An interesting news tip, several interviews and a month worth of research and writing resulted in one Darien High School student receiving the Outstanding Investigative Reporting Award.

But the accolades didn't stop there.

McKinley Stauffer is a junior at DHS, and when she first got involved with the school newspaper, she thought she would be doing more editorial writing.

"I've always loved to write and I was involved with a newspaper in middle school," Stauffer said. "Investigative journalism is my favorite but I thought I would do more editorials until I got pushed toward investigative reporting."

Stauffer was recently named the 2011 Connecticut Journalist of the Year by the Journalism Education Association. She was also nominated for an award for a story she did on spice -- a synthetic marijuana compound that was legal in the state until December.

Although Stauffer said it's an honor to win the awards, she doesn't write stories with the intent of winning anything.

"It's more important to have other people in town know what's going on and to draw attention to things in town," Stauffer said. "I also like the recognition my peers get for the work we do on the paper."

This year marks Stauffer's second year with the paper and she said she is currently being groomed to take over as an editor for her senior year. However, beyond high school, Stauffer isn't sure if she'll continue to pursue a journalism career.

"I don't know for sure what I want to do," Stauffer said. "Journalism is definitely high on the list but regardless, I'll probably be doing something in the English [field]."

Besides the investigative piece on the synthetic marijuana compound, Stauffer also published a story about the police tip line that was being used to target junior and senior girls.

After the idea for the story was brought to her teacher, Stauffer began looking for sources when she found out about a girl who had been targeted as a result of the tip line.
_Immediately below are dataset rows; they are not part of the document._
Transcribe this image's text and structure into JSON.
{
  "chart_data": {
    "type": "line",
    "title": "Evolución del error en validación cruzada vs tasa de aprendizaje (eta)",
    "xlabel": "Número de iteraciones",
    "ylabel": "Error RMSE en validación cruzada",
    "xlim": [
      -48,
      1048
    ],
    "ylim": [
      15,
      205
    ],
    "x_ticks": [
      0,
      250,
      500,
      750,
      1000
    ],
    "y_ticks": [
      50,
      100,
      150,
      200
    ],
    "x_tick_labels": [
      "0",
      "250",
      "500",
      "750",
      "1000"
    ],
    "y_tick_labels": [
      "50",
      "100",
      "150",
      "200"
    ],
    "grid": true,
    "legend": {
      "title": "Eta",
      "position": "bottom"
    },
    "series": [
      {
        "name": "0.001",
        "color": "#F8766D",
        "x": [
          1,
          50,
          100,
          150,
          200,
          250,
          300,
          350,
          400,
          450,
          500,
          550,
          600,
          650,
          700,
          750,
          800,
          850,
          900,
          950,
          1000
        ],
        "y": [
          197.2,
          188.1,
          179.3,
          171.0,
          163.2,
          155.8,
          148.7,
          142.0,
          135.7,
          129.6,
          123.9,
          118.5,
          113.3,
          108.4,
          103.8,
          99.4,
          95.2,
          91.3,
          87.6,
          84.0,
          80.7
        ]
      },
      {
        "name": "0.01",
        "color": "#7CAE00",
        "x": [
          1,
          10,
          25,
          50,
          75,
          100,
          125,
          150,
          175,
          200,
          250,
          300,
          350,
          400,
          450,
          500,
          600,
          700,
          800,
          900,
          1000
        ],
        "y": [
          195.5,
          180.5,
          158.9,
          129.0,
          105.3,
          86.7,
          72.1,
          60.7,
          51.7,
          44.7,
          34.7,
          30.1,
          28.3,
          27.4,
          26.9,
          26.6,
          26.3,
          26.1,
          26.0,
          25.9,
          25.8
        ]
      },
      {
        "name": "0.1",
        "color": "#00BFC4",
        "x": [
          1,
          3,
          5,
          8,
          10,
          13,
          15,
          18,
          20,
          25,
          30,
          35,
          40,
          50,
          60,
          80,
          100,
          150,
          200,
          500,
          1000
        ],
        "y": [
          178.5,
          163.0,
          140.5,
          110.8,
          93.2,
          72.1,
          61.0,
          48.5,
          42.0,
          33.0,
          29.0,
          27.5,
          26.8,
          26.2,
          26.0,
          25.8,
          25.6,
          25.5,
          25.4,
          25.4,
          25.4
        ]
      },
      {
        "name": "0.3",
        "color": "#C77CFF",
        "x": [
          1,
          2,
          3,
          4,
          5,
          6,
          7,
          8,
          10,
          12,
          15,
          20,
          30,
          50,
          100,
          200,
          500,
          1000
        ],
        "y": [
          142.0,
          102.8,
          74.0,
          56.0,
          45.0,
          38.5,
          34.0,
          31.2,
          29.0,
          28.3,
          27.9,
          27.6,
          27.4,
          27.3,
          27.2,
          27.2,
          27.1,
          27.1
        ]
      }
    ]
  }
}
"I interviewed the girl and found out that people were treating the tip line like a joke and using it to play pranks," Stauffer said.

From there, Stauffer approached the police who told her students and officers would meet to discuss any problems kids were having in town and to form a more positive relationship between the police and youths. Stauffer said she found out the police weren't taking the tip line as seriously because of all the fake tips they were receiving.

"I wondered why people were using the tip line as a prank," Stauffer said.

The story took Stauffer a month to finish by the time she had conducted all of her interviews and did further research on the topic.

"Most of my stories take a month to do because of the research," Stauffer said. "I don't have as strict deadlines with my stories because I have to take more time to make sure everything is accurate."

Even though she is an award-winning student journalist, Stauffer acknowledged a portion of her success is due to DHS Principal Dan Haron's willingness to allow the newspaper to publish controversial pieces.

"It's really nice because Mr. Haron is really lenient about what we publish as long as the stories aren't hurting anyone," Stauffer said.

High school newspapers usually do not enjoy the same freedom of the press rights as public colleges and professional media outlets.

After Stauffer's story about spice was published she said the school was contacted by poison control because they didn't have any information on the compound and wanted to post the article on their website.

Stauffer said she will continue to pursue investigative pieces and attributed her passion and success as a reporter to her former journalism teacher, Stacey Wilkins.

"She has been my mentor and she is the reason why I have gone as far as I have because she helped me all along the way," Stauffer said.